Author Archives: Mary-Caitlin Hentz

Fuller, Chapter One…

Ah the thrill of the traveling picture show!

What intrigues me most about Fuller’s account of film in the country before the depression is how well integrated into the vaudevillian arts it became, and how this integration was an inherent impulse of the cultural movement. Early film it seems, was initially thought, both by the traveling proprietors and audiences alike, to be better off sandwiched between and supplemented by other forms of art and entertainment than stand-alone. This choice can be dissected in a number of fascinating ways:

1) As a continuation of Vaudeville and Circus like entertainment

2) As a replication/imitation of theater

3) As the foundations of the quest for a perfected, fully sensory cinema

In many ways, the moving picture shows of Harris and Cook and the like incorporate all three concepts of the medium.  The films were short because of technology, yet also due to the fear of the audiences untrained attention spans. By the same token, the films were varied in subject matter because they sought to appeal to the masses,  the very same reason they incorporated song and slide show into their acts –  the only knowledge of a film audience came from other similar audiences, consequently, adapting the tastes of vaudeville audiences and theater goers was valid research and provided at least some semblance of a cultural foundation for the medium.

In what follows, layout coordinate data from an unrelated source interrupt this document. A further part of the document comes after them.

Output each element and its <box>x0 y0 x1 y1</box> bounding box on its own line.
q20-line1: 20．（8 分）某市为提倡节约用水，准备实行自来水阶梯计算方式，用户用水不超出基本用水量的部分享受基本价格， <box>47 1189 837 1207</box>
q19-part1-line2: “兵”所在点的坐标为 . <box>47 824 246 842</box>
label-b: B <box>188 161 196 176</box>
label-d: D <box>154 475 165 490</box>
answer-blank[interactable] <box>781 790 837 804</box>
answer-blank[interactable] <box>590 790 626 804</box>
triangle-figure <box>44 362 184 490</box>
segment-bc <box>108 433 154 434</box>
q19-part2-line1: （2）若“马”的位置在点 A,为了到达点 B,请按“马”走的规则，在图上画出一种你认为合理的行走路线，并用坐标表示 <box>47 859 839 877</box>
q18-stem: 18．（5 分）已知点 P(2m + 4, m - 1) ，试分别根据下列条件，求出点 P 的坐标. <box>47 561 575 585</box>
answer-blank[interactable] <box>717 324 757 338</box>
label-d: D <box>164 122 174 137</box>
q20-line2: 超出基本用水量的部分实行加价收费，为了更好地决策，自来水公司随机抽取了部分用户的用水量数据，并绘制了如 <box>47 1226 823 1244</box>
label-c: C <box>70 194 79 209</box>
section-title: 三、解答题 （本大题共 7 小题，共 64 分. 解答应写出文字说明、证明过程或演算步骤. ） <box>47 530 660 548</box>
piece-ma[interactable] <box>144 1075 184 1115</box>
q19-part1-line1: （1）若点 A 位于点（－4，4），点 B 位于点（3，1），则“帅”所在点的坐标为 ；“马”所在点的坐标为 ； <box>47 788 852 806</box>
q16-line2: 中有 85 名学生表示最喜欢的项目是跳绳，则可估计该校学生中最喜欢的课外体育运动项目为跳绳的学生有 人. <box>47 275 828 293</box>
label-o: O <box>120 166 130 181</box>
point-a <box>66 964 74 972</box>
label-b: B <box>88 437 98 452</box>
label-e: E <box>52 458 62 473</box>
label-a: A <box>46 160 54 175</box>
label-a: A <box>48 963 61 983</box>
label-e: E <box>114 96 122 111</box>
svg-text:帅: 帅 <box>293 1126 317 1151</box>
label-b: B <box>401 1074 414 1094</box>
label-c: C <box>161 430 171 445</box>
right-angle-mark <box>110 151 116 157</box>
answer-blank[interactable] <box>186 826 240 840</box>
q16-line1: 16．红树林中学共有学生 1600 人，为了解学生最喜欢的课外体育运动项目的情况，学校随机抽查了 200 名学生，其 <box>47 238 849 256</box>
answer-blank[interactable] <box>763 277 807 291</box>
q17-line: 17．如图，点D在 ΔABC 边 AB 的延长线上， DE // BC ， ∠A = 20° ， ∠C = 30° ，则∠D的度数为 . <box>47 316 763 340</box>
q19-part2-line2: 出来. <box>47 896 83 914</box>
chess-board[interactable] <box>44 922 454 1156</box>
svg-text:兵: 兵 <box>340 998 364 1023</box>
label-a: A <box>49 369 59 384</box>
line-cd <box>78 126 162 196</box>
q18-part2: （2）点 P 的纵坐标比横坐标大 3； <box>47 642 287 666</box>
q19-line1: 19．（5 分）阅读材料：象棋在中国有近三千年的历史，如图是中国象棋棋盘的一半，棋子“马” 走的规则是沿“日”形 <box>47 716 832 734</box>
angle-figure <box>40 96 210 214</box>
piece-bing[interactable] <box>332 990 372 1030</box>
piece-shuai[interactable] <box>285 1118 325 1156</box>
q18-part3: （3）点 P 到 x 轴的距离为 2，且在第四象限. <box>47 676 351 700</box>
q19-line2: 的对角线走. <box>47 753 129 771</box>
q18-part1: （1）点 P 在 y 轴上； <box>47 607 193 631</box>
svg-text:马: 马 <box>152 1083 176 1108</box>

However, what I find more compelling, is the idea supported by certain film theorists whose names seem to escape me… is that perhaps film has always been searching to become a three dimensional all inclusive sensory experience. If so, this would this explain the inherent desire for painted frames and sound effects, for early musical scores and now 3-D… the quest for a perfect cinema.

Gunning: “The Aesthetic of Astonishment” and the “Cinema of Attractions”

Tom Gunning is stalking me. No, seriously.

I have somehow managed to read “The Aesthetic of Astonishment” and the “Cinema of Attractions” every year I have attended this fine institution of learned-ness. Now this is NOT a bad thing. Far from it, instead, each time I have re-read the aforementioned works, I have furthered my understanding of the evolution of the medium, and conversely the nature of its inherent unchangeable core.

I keep reading Mr. Gunning’s works because not only are they spot on to the specific era he targets, but they are perpetually relevant even within an ever changing and evolving medium.

Reflecting on my most recent encounter with Gunning, I’ve come to the conclusion that we really aren’t all that different from the earliest of audiences. The “big summer blockbuster” is powered by the reliability of spectacle: the explosions, the blood… the sex.We as an audience may be growing perpetually harder to shock and awe, but we still react the same way when the hero gets the girl and they kiss under the fireworks, we still value the grandeur of opulent costumes and convincing makeup and now CGI.We pay an extra four dollars at the movie theater to see things in 3-D, we wait in line dressed as Wizards and Witches for Harry Potter premieres, we shout at Rocky Horror, we watch to feel and to be made to feel.

Yes spectacle may have evolved, but the central core, the feelings of astonishment are there, we just have higher expectations.

Yet conversely, as a side effect of living in a perpetually post-modern society, we find ourselves rediscovering the wonders and spectacles of dated cinema. Perhaps this comes from my niche and narrow film major perspective, but the astonishment of the past is relived by generation after generation… those who know “You’ve Got Mail” or “Billy Madison” to be the norm can frequentl appreciate the spectacle of yesteryear’s “Spartacus” as well.

Just because something becomes briefly outdated doesn’t mean it loses its grandeur forever. After all, isn’t that the appeal of vintage clothes? Recycled theatricality?